By Nick Butler at the Holiday Inn Resort Hotel in Phuket
Malaysia’s Asian Football Confederation (AFC) vice-president and FIFA Executive Committee candidate, Prince Abdullah Sultan Ahmad Shah has admitted Qatar was a controversial choice to host the 2022 World Cup but claimed they are “fully capable of making it happen”.
Prince Abdullah, also President of the Football Association of Malaysia and chairman of the 2015 Asian Cup in Australia, is currently campaigning to become one of three new Asian members of the Executive Committee in elections due to take place in April.
After involvement in football spanning almost 30 years, he feels the World Cup’s return to the continent in eight years time deems it a good time to step up to the sport’s most influential body.
Speaking during a brief visit here to attend the Asian Beach Games, Prince Abdullah claimed that Qatar should not be stripped of the right to host the tournament after a FIFA investigation found no evidence of corruption.
“I feel that we have to give due respect to FIFA for the decision,” the Crown Prince, who also heads the Asian Hockey Federation, told insidethegames.
“From some quarters it is the wrong position and from others it is the right decision, but a decision is a decision.
“If more allegations are made, I think they should go through due process, but should not come back to the decision made on Qatar.

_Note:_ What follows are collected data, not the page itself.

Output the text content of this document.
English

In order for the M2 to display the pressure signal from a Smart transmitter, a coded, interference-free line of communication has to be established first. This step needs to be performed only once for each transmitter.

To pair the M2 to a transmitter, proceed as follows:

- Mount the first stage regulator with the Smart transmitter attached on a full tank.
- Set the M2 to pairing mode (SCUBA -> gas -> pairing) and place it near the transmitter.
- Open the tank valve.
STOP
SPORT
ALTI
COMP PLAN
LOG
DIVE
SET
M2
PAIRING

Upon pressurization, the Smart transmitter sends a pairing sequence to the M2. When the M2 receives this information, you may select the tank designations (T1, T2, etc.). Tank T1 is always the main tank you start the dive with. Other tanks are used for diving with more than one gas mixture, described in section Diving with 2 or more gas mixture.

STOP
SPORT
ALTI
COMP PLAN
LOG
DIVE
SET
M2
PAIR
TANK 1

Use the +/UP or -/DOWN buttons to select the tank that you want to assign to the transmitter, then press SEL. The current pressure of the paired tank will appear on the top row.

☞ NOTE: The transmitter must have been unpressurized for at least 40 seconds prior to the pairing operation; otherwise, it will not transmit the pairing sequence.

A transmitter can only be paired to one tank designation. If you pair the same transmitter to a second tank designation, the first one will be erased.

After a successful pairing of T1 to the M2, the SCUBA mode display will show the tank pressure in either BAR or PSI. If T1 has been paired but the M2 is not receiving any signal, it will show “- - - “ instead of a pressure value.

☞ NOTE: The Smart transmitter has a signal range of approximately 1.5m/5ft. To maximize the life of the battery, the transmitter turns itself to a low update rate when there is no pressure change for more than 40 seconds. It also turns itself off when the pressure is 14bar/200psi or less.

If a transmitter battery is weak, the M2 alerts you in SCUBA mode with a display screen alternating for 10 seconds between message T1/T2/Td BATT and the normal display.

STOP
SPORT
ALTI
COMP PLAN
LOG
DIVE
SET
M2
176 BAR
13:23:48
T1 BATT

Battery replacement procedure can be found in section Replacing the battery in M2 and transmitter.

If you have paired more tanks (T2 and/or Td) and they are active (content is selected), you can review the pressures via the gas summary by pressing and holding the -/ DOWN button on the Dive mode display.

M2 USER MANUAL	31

“I think they are capable of making it happen, and the fact they have hosted many major events – that alone speaks for itself.
“Give this chance to Qatar and I believe they have the will and the means to do it, so why not?
He added that he “believes the right decision will be made soon” on when in the year to hold the tournament, given the problems with the calendar and hot summer temperatures.
Prince Abdullah, who is seeking an increase on the four FIFA World Cup slots currently allocated to Asian countries as a key part of this manifesto, also spoke positively about the world’s largest continent’s contribution to the global game.
When asked about the reputation of the Executive Committee following the allegations, he insisted he did not want to “pre-empt the position or stir any issues” but highlighted “working as a team” as crucial.
Among his likely rivals for the positions will be incumbents Wowrawi Makudi of Thailand and China’s Olympic Council of Asia Sports Committee head Zhang Jilong, as well as others potentially including Qatari Hassan Al Thawadi, who missed out 18 months ago.
Prince Abdullah believes more needs to be done to improve Asian fortunes on the pitch, although he praised the state of the game in a commercial and organisational sense.
The Asian Cup, taking place on Australian soil for the first time following the Oceanic nation being accepted as a AFC member in 2006, will be one positive step, marking “new territory” for the event, he added.
The presence of Palestine, who qualified despite “difficult circumstances” at home, was cited as a particular highlight.